One misconception is that white privilege is reducible to not being totally or even sufficiently empathetic. It is rather, I think, being aware of the advantages that may presumptively accrue to something simply by being white. From that awareness, then, ought come compassion and understanding, a better understanding of one's self and of others. The misconception inverts the consequence and the premise.
There are of course tensions, paradoxes and nuances in the notion that sit with the reality it encapsulates. I couldn't begin here, or really anywhere, to give much of an account of them.
But, for one thing, since class is of such utter magnitude in our lives, that a black woman (say) growing up upper middle class and who had a top shelf university education, who asserts white privilege must realize her own class privilege and, taking it one step further, the privilege inhering in the innate gifts and talents she was born with and what they have enabled her to accomplish. So, a well employed, well paid, socially well ensconced, Ivy League graduate's assertion of white privilege based on a series of insensitive slights and dumb remarks to her sound precious and start to approach grievance mongering.

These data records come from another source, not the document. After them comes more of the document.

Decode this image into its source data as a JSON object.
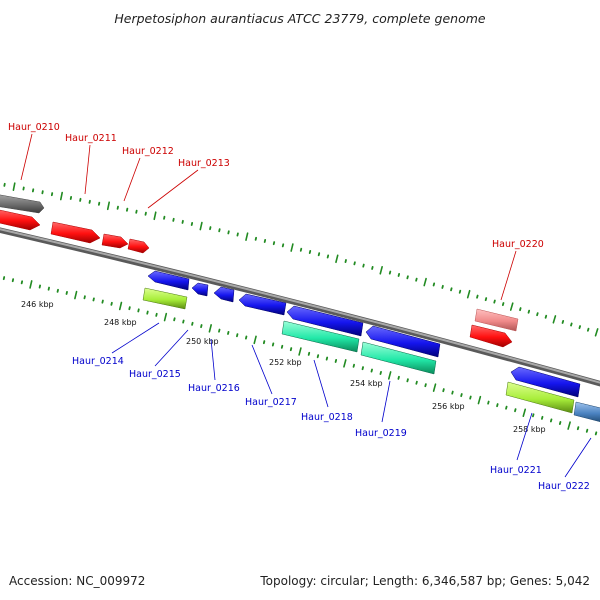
{
  "title": "Herpetosiphon aurantiacus ATCC 23779, complete genome",
  "accession_text": "Accession: NC_009972",
  "topology_text": "Topology: circular; Length: 6,346,587 bp; Genes: 5,042",
  "colors": {
    "backbone": "#8c8c8c",
    "tick": "#228b22",
    "forward_label": "#cc0000",
    "reverse_label": "#0000cc",
    "red": "#ff1a1a",
    "pink": "#f09090",
    "gray": "#707070",
    "blue": "#1a1aee",
    "cyan": "#22e8a8",
    "lime": "#a8ee3a",
    "steelblue": "#4a82c0"
  },
  "kbp_labels": [
    "246 kbp",
    "248 kbp",
    "250 kbp",
    "252 kbp",
    "254 kbp",
    "256 kbp",
    "258 kbp"
  ],
  "forward_labels": [
    "Haur_0210",
    "Haur_0211",
    "Haur_0212",
    "Haur_0213",
    "Haur_0220"
  ],
  "reverse_labels": [
    "Haur_0214",
    "Haur_0215",
    "Haur_0216",
    "Haur_0217",
    "Haur_0218",
    "Haur_0219",
    "Haur_0221",
    "Haur_0222"
  ]
}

The white privileged asserter will as well acknowledge the truism that other groups, white ones too, have suffered, from outright depredations to daily mundane slights, simply by virtue of who they are, and, too, that the insistence on privilege entails the assertion of group victimization, not that that's a wrong assertion, but that it generates a kind of group formation in reaction, which at some point becomes divisively counterproductive. As Glenn Loury says and reported by George Packer:
....I recently spoke with the social scientist Glenn Loury, who teaches at Brown University. As he sees it, if race becomes an irreducible category in politics, rather than being incorporated into universal claims of justice, it’s a weapon that can be picked up and used by anyone. “Better watch out,” he said. “I don’t know how you live by the identity-politics sword and don’t die by it.” Its logic lumps everyone—including soon-to-be-minority whites—into an interest group. One person’s nationalism intensifies tribal feelings in others, in what feels like a zero-sum game. “I really don’t know how you ask white people not to be white in the world we’re creating,” Loury said. “How are there not white interests in a world where there are these other interests?” He continued, “My answer is that we not lose sight of the goal of racially transcendent humanism being the American bedrock. It’s the abandonment of this goal that I’m objecting to.”...
The asserter will need to have grappled with the limits on the utility of the notion of privilege--which while to some extent it is to be understood and internalized in dealing with things--is to be understood as well as ineradicable part of human nature as we all have and perforce react to all the differences among us, differences, inequalities, the randomness of life's lottery, our propensities and predispositions genetic and cultural, individual and group born.
Then, too, there is the potential freezing of social relations by the over insistent claim of privilege and its inherent drawing of racial divisions among us. I'm thinking of Mordecai Richler's black humor novel Cocksure, where the protagonist, Mortimer Griffin, in meeting a black woman, Rachel Coleman, is such at pains not to offend her in any conceivable way that he completely stultifies himself--their exchange described as frozen images staring at each other--and winds up offending her in any event, no little in part because in her view simply being white, "ofay," makes it impossible for him to understand her.